Not sure what you mean, as you haven't said what ##e_k## are, or what ##\vec{e}## should be. You have a general formula plus a calculation with coordinates without saying what your vectors according to this basis are. So there is necessarily guesswork going on.
But how can ##P_{kl}## be ##\delta_{kl}##? I can't imagine it. You said it is only in the case when ##e_i=(\delta{ij})_j##, but what does the last ##j## index mean?
Say we have an ##n-##dimensional vector space with basis vectors ##(1,0,\ldots,0)\, , \,(0,1,0,\ldots, 0) \, , \,\ldots## Then ##(\delta_{ij})_j = (\delta_{ij})_{1\leq j\leq n}= (\delta_{i1},\ldots,\delta_{ij},\ldots,\delta_{in})## is another way to write them. I suspect that the ##e_k## are exactly those vectors: ##e_k=(\delta_{kl})_l## where ##k## is fixed and ##l## runs from ##1## to ##n##. Of course this still doesn't explain what ##\vec{e}## is - one of them or ##\vec{e}=\sum_j c_je_j\,?##

I believe, that it should be ##P=\vec{e}\vec{e}^T##, where ##\vec{e}## is a basis vector, e.g.
$$\vec{e}=\begin{pmatrix}1 \\ 0 \\ 0 \end{pmatrix}, \quad \vec{e}^T=\begin{pmatrix}1 & 0 & 0 \end{pmatrix} \rightarrow P=\begin{pmatrix}1 & 0 & 0 \\ 0 & 0 & 0 \\ 0 & 0 & 0 \end{pmatrix}$$.

Robin04
WWGD
Gold Member
2019 Award
If we express the projection operator with vectors, we get ##\hat{P}\vec{v} = \vec{e}(\vec{e}\vec{v})## which means that we project ##\vec{v}## onto ##\vec{e}##. We can write this as ##\hat{P}\vec{v} = e_k \sum_{l} e_lv_l = \sum_l (e_ke_l )v_l##. In my class we said that the matrix for the projection operator is ##P_ {kl}=e_ke_l##, so ##\hat{P}\vec{v}=\sum_l P_{kl} v_l##. But isn't ##e_ke_l## equal to ##\delta_{kl}##?
Are you projecting onto the axes? You may project onto lines, planes, etc. and not necessarily orthogonally .

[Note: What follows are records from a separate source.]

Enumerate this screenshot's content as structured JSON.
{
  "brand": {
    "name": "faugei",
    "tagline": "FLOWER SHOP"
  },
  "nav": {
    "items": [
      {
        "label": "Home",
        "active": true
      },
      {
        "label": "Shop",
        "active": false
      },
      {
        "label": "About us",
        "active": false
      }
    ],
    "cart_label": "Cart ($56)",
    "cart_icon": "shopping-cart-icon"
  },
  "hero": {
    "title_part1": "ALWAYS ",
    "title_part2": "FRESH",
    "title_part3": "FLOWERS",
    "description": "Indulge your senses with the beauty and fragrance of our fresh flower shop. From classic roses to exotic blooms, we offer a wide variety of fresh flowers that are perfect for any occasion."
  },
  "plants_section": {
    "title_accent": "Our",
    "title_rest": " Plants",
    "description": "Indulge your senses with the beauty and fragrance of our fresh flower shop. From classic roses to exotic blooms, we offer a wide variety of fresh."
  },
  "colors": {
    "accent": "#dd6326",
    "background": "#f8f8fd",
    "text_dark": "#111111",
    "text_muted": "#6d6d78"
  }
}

I believe, that it should be ##P=\vec{e}\vec{e}^T##, where ##\vec{e}## is a basis vector, e.g.
$$\vec{e}=\begin{pmatrix}1 \\ 0 \\ 0 \end{pmatrix}, \quad \vec{e}^T=\begin{pmatrix}1 & 0 & 0 \end{pmatrix} \rightarrow P=\begin{pmatrix}1 & 0 & 0 \\ 0 & 0 & 0 \\ 0 & 0 & 0 \end{pmatrix}$$.
Yes, that's what I missed, thank you! We also called this dyadic product.

... which I think it exactly is ...
Not sure what you mean, as you haven't said what ##e_k## are, or what ##\vec{e}## should be. You have a general formula plus a calculation with coordinates without saying what your vectors according to this basis are. So there is necessarily guesswork going on.
We project onto a line given by the vector ##\vec{e}## and ##e_k## are its components.

Are you projecting onto the axes? You may project onto lines, planes, etc. and not necessarily orthogonally .
Yes, we learnt those too, I just had some trouble understanding this particular case.

Last edited:
fresh_42
Mentor
We also called this dyadic product.
A dyadic (outer) product is the tensor product of two vectors: ##u\otimes v##. In coordinates you can achieve the result as the matrix multiplication column times row: ##u \cdot v^\tau.## It is necessarily a matrix of rank one.